- #1
Fernando Mourao
- 3
- 0
Homework Statement
Describe semiquantitatively the motion of an electron under the presence
of a constant electric field in the x direction,
E =E0x^
and a space varying magnetic field given by
B = B0 a(x + z)x^ + B0 [1 + a(x - z)]z^
where Eo, Bo, and a are positive constants, lαxl « 1 and lαzl « 1.
Assume that initially the electron moves with constant velocity in the
z direction, v(t = 0) = v0z^. Verify if t his magnetic field satisfies the
Maxwell equation ∇ x B = 0
Homework Equations
[/B]
Equation of motion:
m dv/dt = q[E + v × B]
The Attempt at a Solution
I've proven that the B field satisfies the Maxwell equation.
and considering B(0,0,0) = B0 z^
I got the B field as a first order approximation about the origin as
B(r) = B0z^ + (B0αx + B0αz)x^ + (B0αx - B0αz )z^
So from the equation of motion I get:
m dv/dt = q[E + v × B] = q[E + v × B0 + v×[r⋅∇B]]

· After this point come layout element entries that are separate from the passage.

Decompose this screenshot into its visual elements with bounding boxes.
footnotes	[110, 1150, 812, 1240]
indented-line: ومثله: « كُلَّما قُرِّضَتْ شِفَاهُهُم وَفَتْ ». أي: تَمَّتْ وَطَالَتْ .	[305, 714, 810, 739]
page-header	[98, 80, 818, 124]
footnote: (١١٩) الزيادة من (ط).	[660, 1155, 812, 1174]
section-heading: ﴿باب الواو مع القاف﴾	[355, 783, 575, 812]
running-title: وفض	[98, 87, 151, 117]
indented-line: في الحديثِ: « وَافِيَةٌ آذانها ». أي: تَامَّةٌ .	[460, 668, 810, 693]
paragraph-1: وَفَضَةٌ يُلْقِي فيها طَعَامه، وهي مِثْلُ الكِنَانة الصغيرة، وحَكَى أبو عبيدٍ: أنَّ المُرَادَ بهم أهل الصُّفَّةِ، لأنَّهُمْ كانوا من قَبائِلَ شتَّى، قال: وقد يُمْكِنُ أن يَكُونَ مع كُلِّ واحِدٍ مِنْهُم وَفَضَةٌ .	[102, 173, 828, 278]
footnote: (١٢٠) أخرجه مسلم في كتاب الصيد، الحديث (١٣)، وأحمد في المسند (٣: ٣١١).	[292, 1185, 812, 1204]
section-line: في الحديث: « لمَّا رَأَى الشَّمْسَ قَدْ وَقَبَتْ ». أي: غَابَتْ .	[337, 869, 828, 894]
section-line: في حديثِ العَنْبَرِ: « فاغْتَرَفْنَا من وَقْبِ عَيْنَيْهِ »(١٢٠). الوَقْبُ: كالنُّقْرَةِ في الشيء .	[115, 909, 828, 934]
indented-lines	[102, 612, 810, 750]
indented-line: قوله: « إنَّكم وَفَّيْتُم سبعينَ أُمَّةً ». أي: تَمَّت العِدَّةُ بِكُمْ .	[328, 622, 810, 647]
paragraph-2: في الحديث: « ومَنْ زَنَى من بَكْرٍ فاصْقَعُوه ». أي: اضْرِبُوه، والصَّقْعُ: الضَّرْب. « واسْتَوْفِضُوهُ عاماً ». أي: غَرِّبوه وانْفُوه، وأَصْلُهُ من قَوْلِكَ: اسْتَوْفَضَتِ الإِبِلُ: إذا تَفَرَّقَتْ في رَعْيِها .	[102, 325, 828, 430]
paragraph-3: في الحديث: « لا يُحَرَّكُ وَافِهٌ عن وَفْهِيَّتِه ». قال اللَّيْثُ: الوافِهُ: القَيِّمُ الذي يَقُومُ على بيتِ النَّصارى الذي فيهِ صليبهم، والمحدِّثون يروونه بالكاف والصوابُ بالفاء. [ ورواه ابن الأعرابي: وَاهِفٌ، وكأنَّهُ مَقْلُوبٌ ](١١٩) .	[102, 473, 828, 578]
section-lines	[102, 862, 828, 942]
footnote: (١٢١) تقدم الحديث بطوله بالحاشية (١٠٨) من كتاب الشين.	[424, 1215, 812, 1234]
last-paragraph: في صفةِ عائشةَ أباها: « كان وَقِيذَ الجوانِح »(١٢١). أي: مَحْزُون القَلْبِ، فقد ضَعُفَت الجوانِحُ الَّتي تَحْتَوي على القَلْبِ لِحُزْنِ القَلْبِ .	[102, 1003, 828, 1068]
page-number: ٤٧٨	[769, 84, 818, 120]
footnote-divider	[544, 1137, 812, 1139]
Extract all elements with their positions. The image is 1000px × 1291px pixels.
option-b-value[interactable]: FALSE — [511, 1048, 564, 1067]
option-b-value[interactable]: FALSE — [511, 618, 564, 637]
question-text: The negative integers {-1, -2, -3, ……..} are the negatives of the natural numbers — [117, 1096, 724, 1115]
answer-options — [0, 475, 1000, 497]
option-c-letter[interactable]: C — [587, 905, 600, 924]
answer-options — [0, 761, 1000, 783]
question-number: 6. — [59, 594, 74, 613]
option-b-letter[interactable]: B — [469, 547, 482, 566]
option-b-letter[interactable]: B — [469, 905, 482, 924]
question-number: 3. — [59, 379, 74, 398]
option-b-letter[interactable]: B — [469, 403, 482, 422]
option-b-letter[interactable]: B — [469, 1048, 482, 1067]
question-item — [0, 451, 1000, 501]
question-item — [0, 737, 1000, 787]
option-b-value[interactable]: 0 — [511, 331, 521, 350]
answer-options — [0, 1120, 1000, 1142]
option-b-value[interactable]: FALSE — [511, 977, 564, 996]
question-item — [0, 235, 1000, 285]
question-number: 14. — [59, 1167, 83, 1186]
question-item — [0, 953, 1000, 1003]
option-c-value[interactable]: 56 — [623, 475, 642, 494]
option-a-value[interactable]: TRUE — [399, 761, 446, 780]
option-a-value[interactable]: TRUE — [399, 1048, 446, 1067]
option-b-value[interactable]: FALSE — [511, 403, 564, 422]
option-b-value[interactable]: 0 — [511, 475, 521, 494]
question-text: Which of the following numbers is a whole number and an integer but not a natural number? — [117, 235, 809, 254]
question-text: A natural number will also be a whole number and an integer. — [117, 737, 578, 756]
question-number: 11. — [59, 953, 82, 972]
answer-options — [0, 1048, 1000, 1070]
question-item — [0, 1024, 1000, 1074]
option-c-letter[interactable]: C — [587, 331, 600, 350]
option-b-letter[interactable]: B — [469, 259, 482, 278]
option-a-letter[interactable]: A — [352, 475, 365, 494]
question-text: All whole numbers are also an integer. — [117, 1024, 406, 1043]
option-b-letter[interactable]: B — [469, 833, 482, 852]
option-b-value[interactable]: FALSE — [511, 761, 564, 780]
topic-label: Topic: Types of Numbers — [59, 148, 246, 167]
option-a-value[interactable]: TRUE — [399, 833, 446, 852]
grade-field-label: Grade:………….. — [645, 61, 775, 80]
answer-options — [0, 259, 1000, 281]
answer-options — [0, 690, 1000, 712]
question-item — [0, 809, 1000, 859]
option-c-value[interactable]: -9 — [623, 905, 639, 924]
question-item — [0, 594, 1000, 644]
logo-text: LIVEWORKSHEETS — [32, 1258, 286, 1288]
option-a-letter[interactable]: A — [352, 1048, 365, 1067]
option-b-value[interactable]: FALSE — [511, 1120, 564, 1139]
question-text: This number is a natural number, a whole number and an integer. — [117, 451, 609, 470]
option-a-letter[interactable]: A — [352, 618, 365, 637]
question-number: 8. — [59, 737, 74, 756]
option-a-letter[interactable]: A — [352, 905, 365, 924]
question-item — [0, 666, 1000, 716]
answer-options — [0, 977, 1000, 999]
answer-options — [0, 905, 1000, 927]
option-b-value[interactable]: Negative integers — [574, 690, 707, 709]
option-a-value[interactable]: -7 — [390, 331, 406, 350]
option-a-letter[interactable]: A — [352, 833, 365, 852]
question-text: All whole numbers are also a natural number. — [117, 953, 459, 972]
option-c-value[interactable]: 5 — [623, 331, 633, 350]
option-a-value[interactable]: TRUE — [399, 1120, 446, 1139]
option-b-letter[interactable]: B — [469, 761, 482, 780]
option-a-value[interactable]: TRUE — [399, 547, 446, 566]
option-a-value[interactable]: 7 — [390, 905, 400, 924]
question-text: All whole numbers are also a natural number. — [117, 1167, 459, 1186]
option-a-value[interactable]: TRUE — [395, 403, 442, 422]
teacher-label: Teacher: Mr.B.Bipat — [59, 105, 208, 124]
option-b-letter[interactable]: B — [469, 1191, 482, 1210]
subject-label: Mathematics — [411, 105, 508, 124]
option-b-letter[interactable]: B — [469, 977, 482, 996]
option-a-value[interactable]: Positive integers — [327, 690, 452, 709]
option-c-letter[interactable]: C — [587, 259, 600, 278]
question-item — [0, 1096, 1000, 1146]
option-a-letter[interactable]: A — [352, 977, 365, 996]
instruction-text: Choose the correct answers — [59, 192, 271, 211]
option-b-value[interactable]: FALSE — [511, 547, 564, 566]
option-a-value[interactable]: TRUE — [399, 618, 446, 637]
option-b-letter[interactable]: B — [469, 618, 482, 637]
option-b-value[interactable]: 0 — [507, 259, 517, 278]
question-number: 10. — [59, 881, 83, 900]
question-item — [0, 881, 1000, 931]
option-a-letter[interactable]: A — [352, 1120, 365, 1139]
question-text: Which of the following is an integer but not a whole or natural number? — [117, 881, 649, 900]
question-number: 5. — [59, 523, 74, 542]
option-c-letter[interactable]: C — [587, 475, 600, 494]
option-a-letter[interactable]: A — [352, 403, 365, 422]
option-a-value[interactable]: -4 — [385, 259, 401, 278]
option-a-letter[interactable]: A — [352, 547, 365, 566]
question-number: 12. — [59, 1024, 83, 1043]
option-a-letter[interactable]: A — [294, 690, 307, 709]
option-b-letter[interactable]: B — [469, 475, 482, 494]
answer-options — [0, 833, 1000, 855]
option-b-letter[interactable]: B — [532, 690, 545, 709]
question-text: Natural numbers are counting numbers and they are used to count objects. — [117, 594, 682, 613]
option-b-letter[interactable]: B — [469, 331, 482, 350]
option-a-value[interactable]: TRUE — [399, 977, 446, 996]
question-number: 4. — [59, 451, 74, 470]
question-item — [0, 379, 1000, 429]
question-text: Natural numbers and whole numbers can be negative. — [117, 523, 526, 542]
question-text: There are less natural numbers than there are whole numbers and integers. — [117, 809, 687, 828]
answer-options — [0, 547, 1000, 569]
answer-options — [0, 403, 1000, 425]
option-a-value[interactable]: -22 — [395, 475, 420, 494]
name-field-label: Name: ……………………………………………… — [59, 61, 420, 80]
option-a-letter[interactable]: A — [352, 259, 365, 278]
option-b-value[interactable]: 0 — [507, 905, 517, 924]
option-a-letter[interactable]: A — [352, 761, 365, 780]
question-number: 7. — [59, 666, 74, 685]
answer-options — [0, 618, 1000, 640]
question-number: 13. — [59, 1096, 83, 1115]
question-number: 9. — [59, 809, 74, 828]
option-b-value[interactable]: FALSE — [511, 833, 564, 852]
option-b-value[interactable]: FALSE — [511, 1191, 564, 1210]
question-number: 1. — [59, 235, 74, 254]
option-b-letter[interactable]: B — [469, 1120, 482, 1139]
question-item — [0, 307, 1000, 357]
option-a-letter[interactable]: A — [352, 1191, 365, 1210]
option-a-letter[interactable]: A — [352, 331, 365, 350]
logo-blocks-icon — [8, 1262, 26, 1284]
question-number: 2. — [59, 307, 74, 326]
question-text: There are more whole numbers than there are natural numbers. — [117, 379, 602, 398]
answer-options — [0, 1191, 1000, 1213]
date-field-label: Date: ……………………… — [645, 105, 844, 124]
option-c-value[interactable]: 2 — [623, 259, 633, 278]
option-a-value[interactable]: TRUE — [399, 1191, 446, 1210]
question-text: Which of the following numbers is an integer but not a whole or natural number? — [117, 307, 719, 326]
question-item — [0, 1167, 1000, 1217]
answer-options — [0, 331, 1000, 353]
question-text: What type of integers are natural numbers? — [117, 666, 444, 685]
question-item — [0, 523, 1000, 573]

The first two terms on the right hand side show that the particle would have a uniform acceleration along the x direction and a circular motion (varying with the instantaneous velocity) with x and y components; the last term is a force term and results in a combined gradient-curvature drift of the particle.
I feel like I'm missing something regarding the divergent term of ∇B. How far should i go with the resolution of the equation of motion?